Seunge explained that people are his connectome. Rebuild the connections and rebuild the mind itself: memories, experience and personality, he said in a 2010 TED talk.


But connectomics has not been without controversy over the years. Not everyone believes that mapping the connectome at this level of detail is necessary for a deep understanding of the brain . And, especially in the field's earlier and more artisan past, researchers worried that the scale of resources required simply won't yield comparatively valuable - or timely results.


" I don't need to know the precise details of the wiring of each cell and each synapse in each of those brains, " said scientist Anthony Movshon in 2019. "What I need to know, instead, is the organizational principles that tie them together." These, Movshon believes, can probably be inferred from observations at lower resolutions.


Also, a static snapshot of the brain's physical connections does not necessarily explain how those connections are used in practice.

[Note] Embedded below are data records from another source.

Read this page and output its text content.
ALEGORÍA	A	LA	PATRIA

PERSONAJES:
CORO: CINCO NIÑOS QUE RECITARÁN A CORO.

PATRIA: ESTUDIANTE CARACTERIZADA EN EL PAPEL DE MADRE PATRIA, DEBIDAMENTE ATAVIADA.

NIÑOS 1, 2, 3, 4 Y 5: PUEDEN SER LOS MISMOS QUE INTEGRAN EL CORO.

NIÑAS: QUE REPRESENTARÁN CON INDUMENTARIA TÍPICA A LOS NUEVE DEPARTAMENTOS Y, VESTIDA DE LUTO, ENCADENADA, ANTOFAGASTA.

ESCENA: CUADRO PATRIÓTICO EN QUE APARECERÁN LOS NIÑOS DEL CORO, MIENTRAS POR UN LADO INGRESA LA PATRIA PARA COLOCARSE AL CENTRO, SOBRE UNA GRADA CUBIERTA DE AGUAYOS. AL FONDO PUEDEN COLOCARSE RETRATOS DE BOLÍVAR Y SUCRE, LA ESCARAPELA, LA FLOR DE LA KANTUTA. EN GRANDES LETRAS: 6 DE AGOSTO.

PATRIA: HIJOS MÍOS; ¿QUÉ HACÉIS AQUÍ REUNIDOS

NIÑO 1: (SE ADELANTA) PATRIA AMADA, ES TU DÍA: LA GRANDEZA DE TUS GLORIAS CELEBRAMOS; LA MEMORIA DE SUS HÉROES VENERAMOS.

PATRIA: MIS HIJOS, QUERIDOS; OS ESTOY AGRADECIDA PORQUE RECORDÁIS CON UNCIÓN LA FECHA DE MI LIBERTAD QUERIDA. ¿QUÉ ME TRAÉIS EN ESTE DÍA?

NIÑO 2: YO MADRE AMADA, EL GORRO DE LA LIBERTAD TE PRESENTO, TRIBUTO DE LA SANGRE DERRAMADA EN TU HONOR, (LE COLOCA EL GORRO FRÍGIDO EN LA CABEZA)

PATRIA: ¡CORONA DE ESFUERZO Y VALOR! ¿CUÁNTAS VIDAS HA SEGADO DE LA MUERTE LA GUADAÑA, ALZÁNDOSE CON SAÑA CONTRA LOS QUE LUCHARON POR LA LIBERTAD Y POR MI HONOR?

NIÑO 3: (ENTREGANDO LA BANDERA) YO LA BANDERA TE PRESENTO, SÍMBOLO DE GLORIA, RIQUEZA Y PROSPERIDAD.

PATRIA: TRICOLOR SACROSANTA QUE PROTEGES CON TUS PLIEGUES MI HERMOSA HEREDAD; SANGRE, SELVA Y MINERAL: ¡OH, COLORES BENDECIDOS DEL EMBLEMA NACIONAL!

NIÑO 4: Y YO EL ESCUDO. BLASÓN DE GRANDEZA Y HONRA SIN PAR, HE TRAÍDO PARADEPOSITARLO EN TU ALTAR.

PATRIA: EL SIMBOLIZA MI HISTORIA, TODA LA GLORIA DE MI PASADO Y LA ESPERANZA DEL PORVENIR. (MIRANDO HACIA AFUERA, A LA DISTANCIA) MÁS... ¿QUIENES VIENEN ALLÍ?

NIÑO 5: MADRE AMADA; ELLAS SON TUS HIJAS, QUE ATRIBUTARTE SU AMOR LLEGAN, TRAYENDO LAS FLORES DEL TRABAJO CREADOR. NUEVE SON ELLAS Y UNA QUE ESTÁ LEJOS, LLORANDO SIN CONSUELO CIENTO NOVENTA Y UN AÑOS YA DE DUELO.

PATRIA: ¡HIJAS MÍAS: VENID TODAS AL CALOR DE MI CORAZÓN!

" A connectome is necessary, but not sufficient," some scientists have said over the years. In fact, it may be in the combination of brain maps, including higher-level functional maps that track signals flowing through neural networks in response to stimuli , that the inner workings of the brain are illuminated in the sharpest detail. .


Still, the C. elegans connectome has proven to be a cornerstone of neuroscience over the years. And the increasing speed of mapping is beginning to suggest goals that once seemed impractical may actually be within reach for decades to come.

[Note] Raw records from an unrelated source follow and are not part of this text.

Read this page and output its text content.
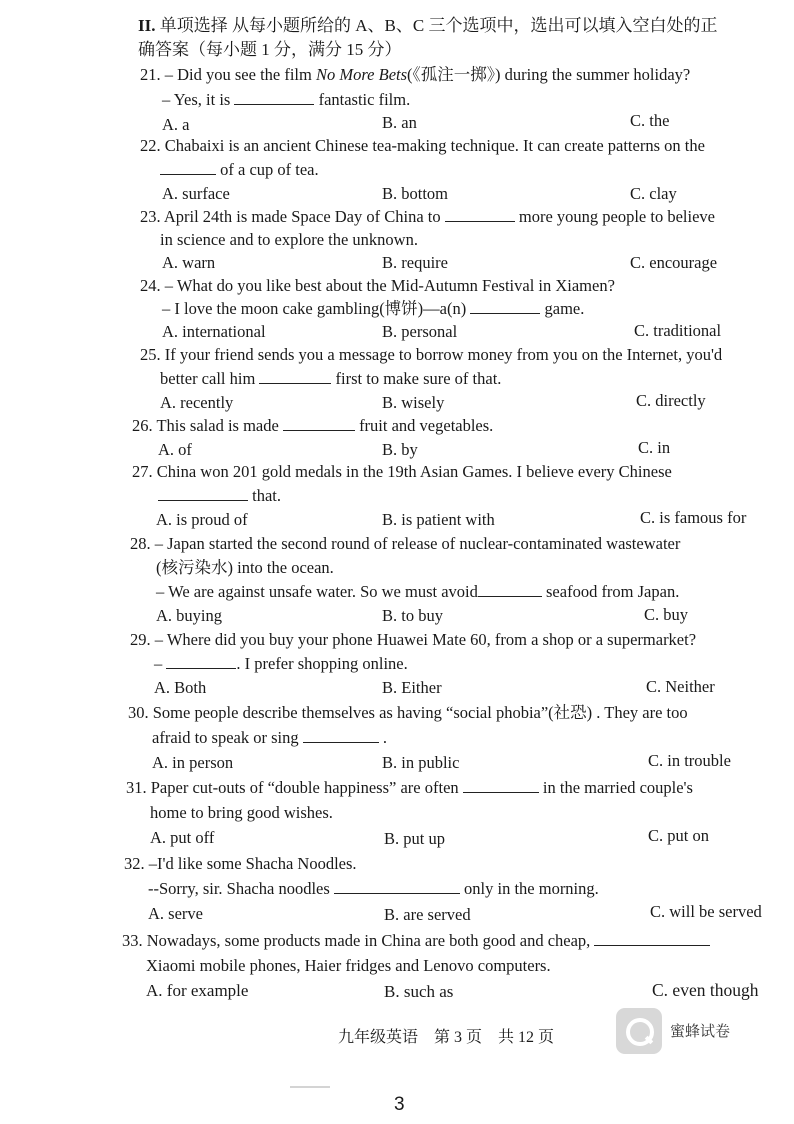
II. 单项选择 从每小题所给的 A、B、C 三个选项中，选出可以填入空白处的正
确答案（每小题 1 分，满分 15 分）
21. – Did you see the film No More Bets(《孤注一掷》) during the summer holiday?
– Yes, it is	fantastic film.
A. a	B. an	C. the
22. Chabaixi is an ancient Chinese tea-making technique. It can create patterns on the
of a cup of tea.
A. surface	B. bottom	C. clay
23. April 24th is made Space Day of China to	more young people to believe
in science and to explore the unknown.
A. warn	B. require	C. encourage
24. – What do you like best about the Mid-Autumn Festival in Xiamen?
– I love the moon cake gambling(博饼)—a(n)	game.
A. international	B. personal	C. traditional
25. If your friend sends you a message to borrow money from you on the Internet, you'd
better call him	first to make sure of that.
A. recently	B. wisely	C. directly
26. This salad is made	fruit and vegetables.
A. of	B. by	C. in
27. China won 201 gold medals in the 19th Asian Games. I believe every Chinese
that.
A. is proud of	B. is patient with	C. is famous for
28. – Japan started the second round of release of nuclear-contaminated wastewater
(核污染水) into the ocean.
– We are against unsafe water. So we must avoid	seafood from Japan.
A. buying	B. to buy	C. buy
29. – Where did you buy your phone Huawei Mate 60, from a shop or a supermarket?
–	. I prefer shopping online.
A. Both	B. Either	C. Neither
30. Some people describe themselves as having “social phobia”(社恐) . They are too
afraid to speak or sing	.
A. in person	B. in public	C. in trouble
31. Paper cut-outs of “double happiness” are often	in the married couple's
home to bring good wishes.
A. put off	B. put up	C. put on
32. –I'd like some Shacha Noodles.
--Sorry, sir. Shacha noodles	only in the morning.
A. serve	B. are served	C. will be served
33. Nowadays, some products made in China are both good and cheap,
Xiaomi mobile phones, Haier fridges and Lenovo computers.
A. for example	B. such as	C. even though
九年级英语 第 3 页 共 12 页	蜜蜂试卷
3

Seung believes that when he started out, he estimated that it would take a person a million years to manually trace all the connections in a cubic millimeter of human crust . The entire brain, he further inferred, would take the order of a billion years. This is why automation and algorithms have been so crucial to the field.


Gerry Rubin, an American biologist specializing in genomes and genetics, said he and his team have monitored a 1000-fold increase in mapping speed since they began work on the fruit fly connectome in 2008. The complete connectome, The first part of which was completed last year, could arrive in 2022.


Other groups are working on other animals, such as octopuses, and say that comparing how different forms of intelligence are connected can be a particularly rich terrain for discovery.


The complete connectome of a mouse, a project that is already underway, may follow the fruit fly by the end of the decade. Rubin estimates that going from mouse to human would take another million times the speed of mapping. But he points to the trillion-fold increase in DNA sequencing speed since 1973 to show that such dramatic technical improvements are unprecedented.


The genome can also be a suitable comparison in another way. Even after sequencing the first human genome, it has taken many years to scale genomics to the point where we can more fully realize its potential. Perhaps the same is true of connectomics.


Even when technology opens new doors, it can take time to understand and make use of all it has to offer.


" I think people were impatient for what connectomes would provide, " said Joshua Vogelstein, co-founder of the Open Connetome Project, last year. “The amount of time that elapses between the planting of good technology and the actual scientific practice using that technology is usually about 15 years. Now 15 years have passed and we can start doing science. "


Advocates hope that brain maps will provide new insights into how the brain works, from thinking to emotions to memory, and how to better diagnose and treat brain disorders. Others, including Google no doubt, hope to get insights that can lead to more efficient computing (the brain is amazing in this respect) and powerful artificial intelligence.


It's not known exactly what scientists will find as they, neuron by synapse, map the inner workings of our minds , but they seem to be waiting for some big breakthroughs.